A few weeks ago, I posted a rather cynical post on the subject of photographing bluebells.
In this part of the world, last year’s bluebells started to bloom fairly early because of good early Spring weather, but then slowed their development as the warming Spring slowed down. The result for me was disappointing, with many bluebells past their best while the later ones were still developing.
After failing last year, to get any really good bluebell shots, I had more or less decided not to bother this year. However, we discovered a piece of woodland that looked to have Bluebell Potential, and that is what led to that first post. A second post, Bluebells Revisited, followed but again the flowers were not fully developed. With the very late Spring this year, I wondered whether, when nature did take hold, the bluebell display come suddenly, and be really good.

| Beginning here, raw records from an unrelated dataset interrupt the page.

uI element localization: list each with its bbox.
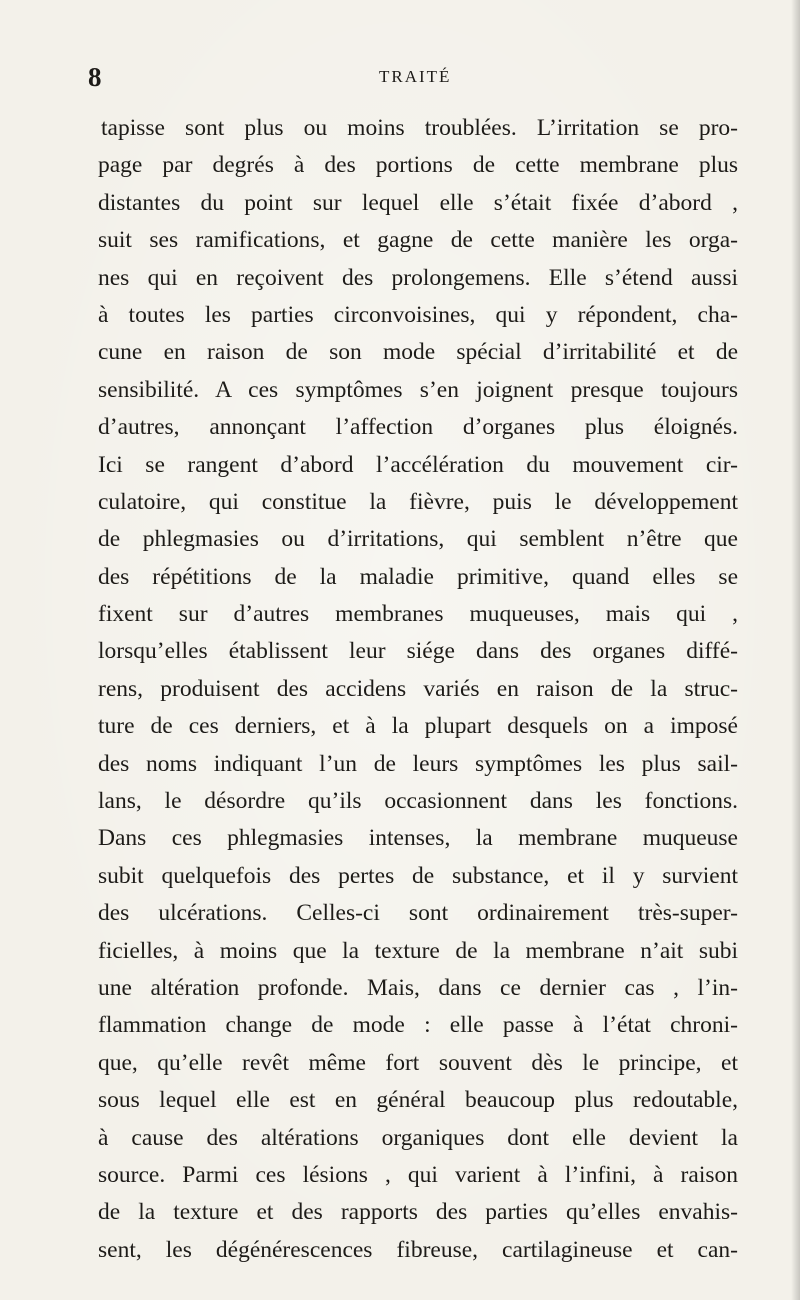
text-line: à cause des altérations organiques dont elle devient la <box>98 1124 738 1151</box>
text-line: de la texture et des rapports des parties qu’elles envahis- <box>98 1199 738 1226</box>
text-line: cune en raison de son mode spécial d’irritabilité et de <box>98 339 738 366</box>
text-line: à toutes les parties circonvoisines, qui y répondent, cha- <box>98 301 738 328</box>
text-line: flammation change de mode : elle passe à l’état chroni- <box>98 1012 738 1039</box>
text-line: lans, le désordre qu’ils occasionnent dans les fonctions. <box>98 788 738 815</box>
text-line: des répétitions de la maladie primitive, quand elles se <box>98 563 738 590</box>
text-line: Ici se rangent d’abord l’accélération du mouvement cir- <box>98 451 738 478</box>
text-line: suit ses ramifications, et gagne de cette manière les orga- <box>98 227 738 254</box>
text-line: sous lequel elle est en général beaucoup plus redoutable, <box>98 1087 738 1114</box>
text-line: tapisse sont plus ou moins troublées. L’irritation se pro- <box>101 115 738 141</box>
text-line: une altération profonde. Mais, dans ce dernier cas , l’in- <box>98 974 738 1001</box>
text-line: rens, produisent des accidens variés en raison de la struc- <box>98 675 738 702</box>
text-line: sensibilité. A ces symptômes s’en joignent presque toujours <box>98 376 738 403</box>
text-line: source. Parmi ces lésions , qui varient à l’infini, à raison <box>98 1161 738 1188</box>
text-line: subit quelquefois des pertes de substance, et il y survient <box>98 862 738 889</box>
page-header <box>88 62 728 92</box>
text-line: culatoire, qui constitue la fièvre, puis le développement <box>98 488 738 515</box>
text-line: d’autres, annonçant l’affection d’organes plus éloignés. <box>98 414 738 441</box>
text-line: de phlegmasies ou d’irritations, qui semblent n’être que <box>98 526 738 553</box>
text-line: nes qui en reçoivent des prolongemens. Elle s’étend aussi <box>98 264 738 291</box>
text-line: des noms indiquant l’un de leurs symptômes les plus sail- <box>98 750 738 777</box>
body-text <box>98 110 738 1269</box>
text-line: fixent sur d’autres membranes muqueuses, mais qui , <box>98 601 738 628</box>
text-line: lorsqu’elles établissent leur siége dans des organes diffé- <box>98 638 738 665</box>
text-line: ture de ces derniers, et à la plupart desquels on a imposé <box>98 713 738 740</box>
text-line: ficielles, à moins que la texture de la membrane n’ait subi <box>98 937 738 964</box>
running-title: TRAITÉ <box>379 67 452 86</box>
page-number: 8 <box>88 62 102 92</box>
text-line: des ulcérations. Celles-ci sont ordinairement très-super- <box>98 900 738 927</box>
text-line: distantes du point sur lequel elle s’était fixée d’abord , <box>98 189 738 216</box>
text-line: sent, les dégénérescences fibreuse, cartilagineuse et can- <box>98 1236 738 1263</box>
text-line: page par degrés à des portions de cette membrane plus <box>98 152 738 179</box>
page-edge-shadow <box>791 0 800 1300</box>
text-line: Dans ces phlegmasies intenses, la membrane muqueuse <box>98 825 738 852</box>
text-line: que, qu’elle revêt même fort souvent dès le principe, et <box>98 1049 738 1076</box>
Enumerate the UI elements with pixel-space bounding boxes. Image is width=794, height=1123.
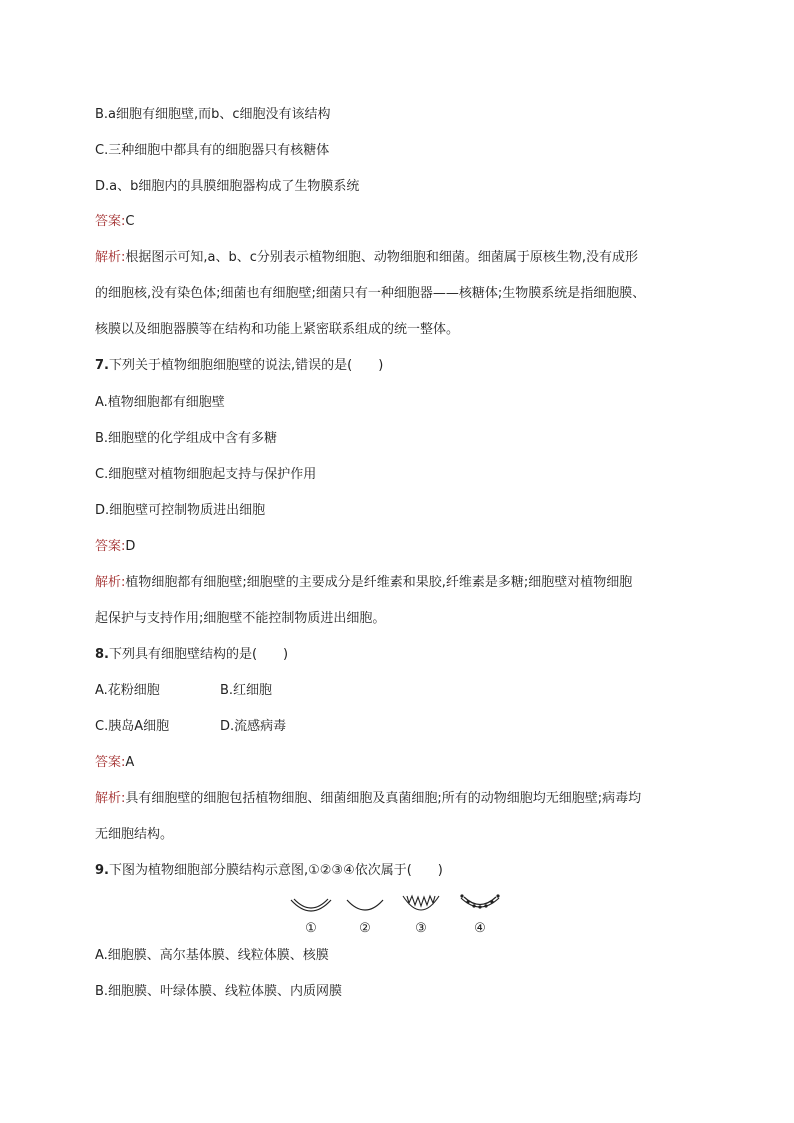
analysis-label: 解析: xyxy=(95,575,126,590)
q7-analysis-2: 起保护与支持作用;细胞壁不能控制物质进出细胞。 xyxy=(95,611,386,626)
membrane-figure xyxy=(285,890,515,938)
analysis-prev-2: 的细胞核,没有染色体;细菌也有细胞壁;细菌只有一种细胞器——核糖体;生物膜系统是指细胞膜、 xyxy=(95,286,646,301)
analysis-text: 具有细胞壁的细胞包括植物细胞、细菌细胞及真菌细胞;所有的动物细胞均无细胞壁;病毒均 xyxy=(125,791,642,806)
answer-prev xyxy=(95,213,134,231)
q7-analysis-1 xyxy=(95,574,632,592)
q8-option-a: A.花粉细胞 xyxy=(95,683,160,698)
question-stem: 下列具有细胞壁结构的是( ) xyxy=(108,647,289,662)
figure-label-2: ② xyxy=(359,921,371,936)
analysis-label: 解析: xyxy=(95,791,126,806)
q8-option-d: D.流感病毒 xyxy=(220,719,287,734)
answer-value: D xyxy=(125,539,136,554)
membrane-2-shape xyxy=(347,900,383,910)
membrane-3-shape xyxy=(403,896,439,910)
question-7 xyxy=(95,357,383,375)
q8-answer xyxy=(95,754,134,772)
question-number: 8. xyxy=(95,647,109,662)
membrane-4-dots xyxy=(460,894,499,908)
q9-option-b: B.细胞膜、叶绿体膜、线粒体膜、内质网膜 xyxy=(95,984,343,999)
option-c-prev: C.三种细胞中都具有的细胞器只有核糖体 xyxy=(95,143,330,158)
q7-option-a: A.植物细胞都有细胞壁 xyxy=(95,395,225,410)
answer-value: A xyxy=(125,755,135,770)
membrane-diagram xyxy=(285,890,515,938)
q8-analysis-2: 无细胞结构。 xyxy=(95,827,174,842)
question-8 xyxy=(95,646,288,664)
figure-label-4: ④ xyxy=(474,921,486,936)
answer-label: 答案: xyxy=(95,214,126,229)
q8-options-row-2 xyxy=(95,718,395,736)
option-b-prev: B.a细胞有细胞壁,而b、c细胞没有该结构 xyxy=(95,107,331,122)
analysis-text: 根据图示可知,a、b、c分别表示植物细胞、动物细胞和细菌。细菌属于原核生物,没有成形 xyxy=(125,250,639,265)
q7-answer xyxy=(95,538,135,556)
q8-option-b: B.红细胞 xyxy=(220,683,273,698)
q7-option-c: C.细胞壁对植物细胞起支持与保护作用 xyxy=(95,467,317,482)
option-d-prev: D.a、b细胞内的具膜细胞器构成了生物膜系统 xyxy=(95,179,360,194)
analysis-text: 植物细胞都有细胞壁;细胞壁的主要成分是纤维素和果胶,纤维素是多糖;细胞壁对植物细胞 xyxy=(125,575,633,590)
figure-label-1: ① xyxy=(305,921,317,936)
q7-option-b: B.细胞壁的化学组成中含有多糖 xyxy=(95,431,278,446)
q7-option-d: D.细胞壁可控制物质进出细胞 xyxy=(95,503,266,518)
question-stem: 下列关于植物细胞细胞壁的说法,错误的是( ) xyxy=(108,358,384,373)
answer-label: 答案: xyxy=(95,755,126,770)
question-9 xyxy=(95,862,443,880)
analysis-prev-3: 核膜以及细胞器膜等在结构和功能上紧密联系组成的统一整体。 xyxy=(95,322,460,337)
question-stem: 下图为植物细胞部分膜结构示意图,①②③④依次属于( ) xyxy=(108,863,443,878)
question-number: 9. xyxy=(95,863,109,878)
q8-analysis-1 xyxy=(95,790,641,808)
analysis-prev-1 xyxy=(95,249,638,267)
q8-option-c: C.胰岛A细胞 xyxy=(95,719,170,734)
answer-value: C xyxy=(125,214,135,229)
answer-label: 答案: xyxy=(95,539,126,554)
analysis-label: 解析: xyxy=(95,250,126,265)
figure-label-3: ③ xyxy=(415,921,427,936)
q8-options-row-1 xyxy=(95,682,395,700)
membrane-1-shape xyxy=(291,899,331,911)
question-number: 7. xyxy=(95,358,109,373)
q9-option-a: A.细胞膜、高尔基体膜、线粒体膜、核膜 xyxy=(95,948,329,963)
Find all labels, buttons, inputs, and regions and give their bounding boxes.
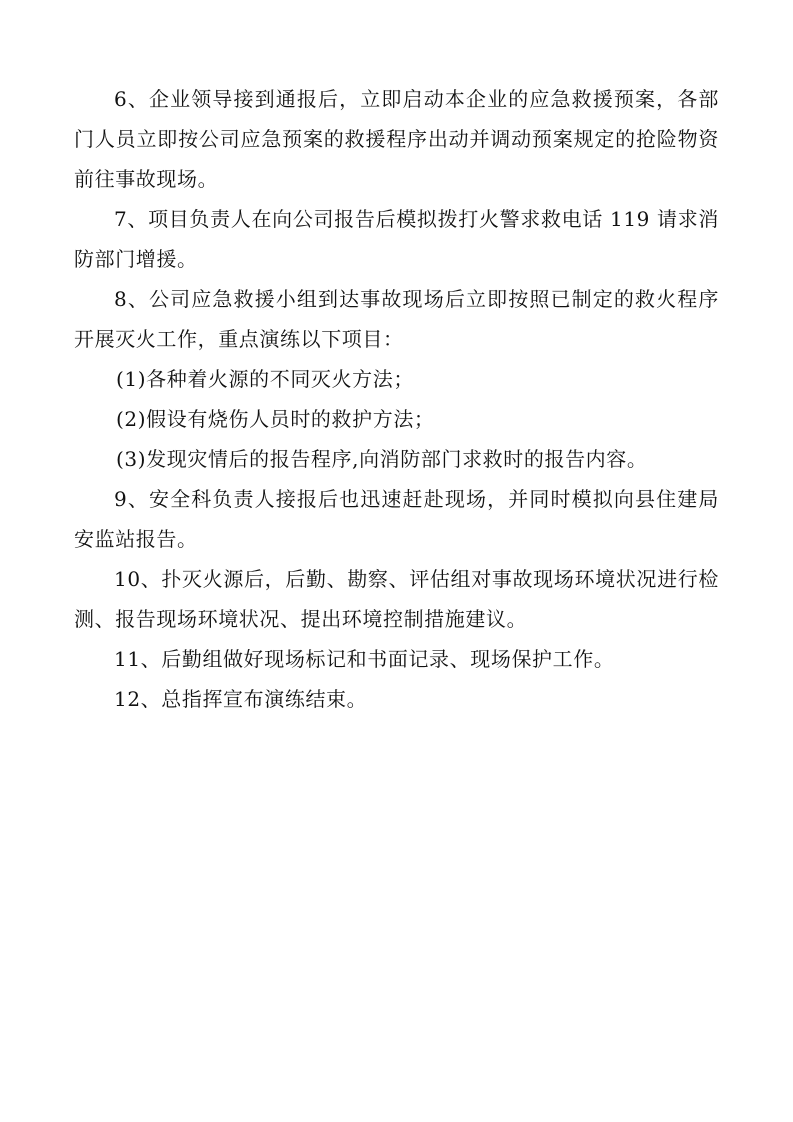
document-body bbox=[74, 79, 719, 719]
list-item-3: (3)发现灾情后的报告程序,向消防部门求救时的报告内容。 bbox=[116, 447, 648, 471]
paragraph-11: 11、后勤组做好现场标记和书面记录、现场保护工作。 bbox=[114, 647, 615, 671]
list-item-1: (1)各种着火源的不同灭火方法； bbox=[116, 367, 414, 391]
paragraph-12: 12、总指挥宣布演练结束。 bbox=[114, 687, 368, 711]
paragraph-9: 9、安全科负责人接报后也迅速赶赴现场，并同时模拟向县住建局安监站报告。 bbox=[74, 487, 719, 551]
paragraph-7: 7、项目负责人在向公司报告后模拟拨打火警求救电话 119 请求消防部门增援。 bbox=[74, 207, 719, 271]
paragraph-6: 6、企业领导接到通报后，立即启动本企业的应急救援预案，各部门人员立即按公司应急预案的救援程序出动并调动预案规定的抢险物资前往事故现场。 bbox=[74, 87, 719, 191]
list-item-2: (2)假设有烧伤人员时的救护方法； bbox=[116, 407, 435, 431]
paragraph-8: 8、公司应急救援小组到达事故现场后立即按照已制定的救火程序开展灭火工作，重点演练以下项目： bbox=[74, 287, 719, 351]
paragraph-10: 10、扑灭火源后，后勤、勘察、评估组对事故现场环境状况进行检测、报告现场环境状况、提出环境控制措施建议。 bbox=[74, 567, 719, 631]
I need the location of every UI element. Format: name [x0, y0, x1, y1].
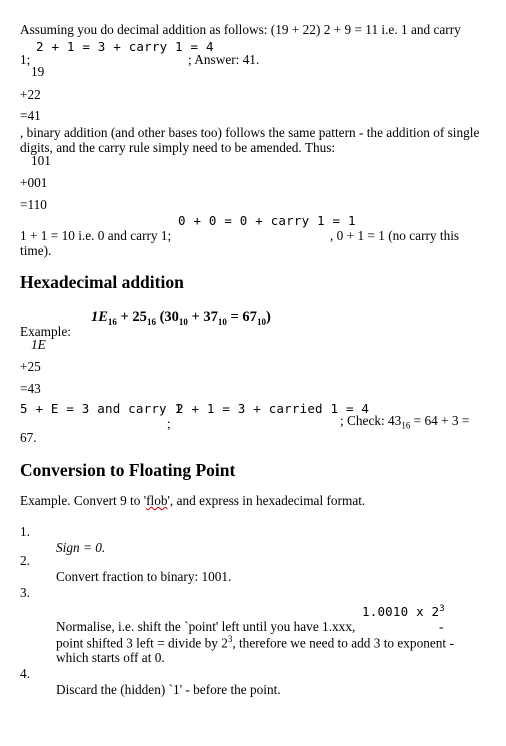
sum-line-3: =41: [20, 108, 41, 123]
hex-sum-line-1: 1E: [31, 337, 46, 352]
line-prefix: 1;: [20, 52, 31, 67]
binary-rule-1: 1 + 1 = 10 i.e. 0 and carry 1;: [20, 228, 172, 243]
hex-sum-line-3: =43: [20, 381, 41, 396]
binary-sum-line-1: 101: [31, 153, 51, 168]
example-label: Example:: [20, 324, 71, 339]
step-3-text-b: point shifted 3 left = divide by $2^3$, therefore we need to add 3 to exponent -: [56, 634, 454, 651]
step-1-text: Sign = 0.: [56, 540, 106, 555]
step-3-number: 3.: [20, 585, 30, 600]
step-2-number: 2.: [20, 553, 30, 568]
float-heading: Conversion to Floating Point: [20, 460, 236, 480]
step-4-text: Discard the (hidden) `1' - before the point.: [56, 682, 281, 697]
hex-carry-formula: 5 + E = 3 and carry 1: [20, 401, 183, 416]
float-example: Example. Convert 9 to 'flob', and express in hexadecimal format.: [20, 493, 366, 508]
intro-text: Assuming you do decimal addition as follows: (19 + 22) 2 + 9 = 11 i.e. 1 and carry: [20, 22, 461, 37]
step-3-text-a: Normalise, i.e. shift the `point' left until you have 1.xxx,: [56, 619, 356, 634]
binary-text: , binary addition (and other bases too) follows the same pattern - the addition of single digits, and the carry rule simply need to be amended. Thus:: [20, 125, 480, 155]
binary-rule-3: time).: [20, 243, 52, 258]
step-3-dash: -: [439, 619, 444, 634]
binary-rule-2: , 0 + 1 = 1 (no carry this: [330, 228, 460, 243]
hex-sum-line-2: +25: [20, 359, 41, 374]
binary-formula: 0 + 0 = 0 + carry 1 = 1: [178, 213, 356, 228]
sum-line-2: +22: [20, 87, 41, 102]
carry-formula: 2 + 1 = 3 + carry 1 = 4: [36, 39, 214, 54]
step-3-formula: 1.0010 x $2^3$: [362, 604, 445, 620]
hex-heading: Hexadecimal addition: [20, 272, 184, 292]
sum-line-1: 19: [31, 64, 45, 79]
binary-sum-line-2: +001: [20, 175, 48, 190]
step-1-number: 1.: [20, 524, 30, 539]
step-3-text-d: which starts off at 0.: [56, 650, 165, 665]
answer-text: ; Answer: 41.: [188, 52, 260, 67]
hex-carried-formula: 2 + 1 = 3 + carried 1 = 4: [176, 401, 370, 416]
hex-semicolon: ;: [167, 416, 171, 431]
hex-check-result: 67.: [20, 430, 37, 445]
binary-sum-line-3: =110: [20, 197, 47, 212]
step-2-text: Convert fraction to binary: 1001.: [56, 569, 232, 584]
hex-check: ; Check: $43_{16} = 64 + 3$ =: [340, 413, 470, 431]
hex-formula: $1E_{16} + 25_{16}$ $(30_{10} + 37_{10} = 67_{10})$: [91, 309, 271, 327]
step-4-number: 4.: [20, 666, 30, 681]
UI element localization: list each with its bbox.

Contrary to my original intent, I have since visited a couple more times, and it is fair to say that this Bluebell Wood did have potential. My concern now was whether the tree foliage and the ferns on the forest floor would enhance or reduce the quality of the bluebell display as they ‘burst forth’ themselves. Please decide for yourselves.
This post shows how this woodland has developed over a 19 day period. The photos were taken on four different occasions, with the first three having been published before. I have added the dates, so that you can see how the wood changed with time.
6 May 2013
The viewpoints are obviously not identical, but the general area of the woodland is the same. My first thoughts were that the ferns would add to the bluebell scene, but in the end, I wonder whether they tended to take over the show. In the final two shots, the bluebells were pretty much at their peak.
This was an interesting little exercise in a pleasant piece of Dorset woodland. I took many more photos there, but I think that these perhaps show the best features of this wood.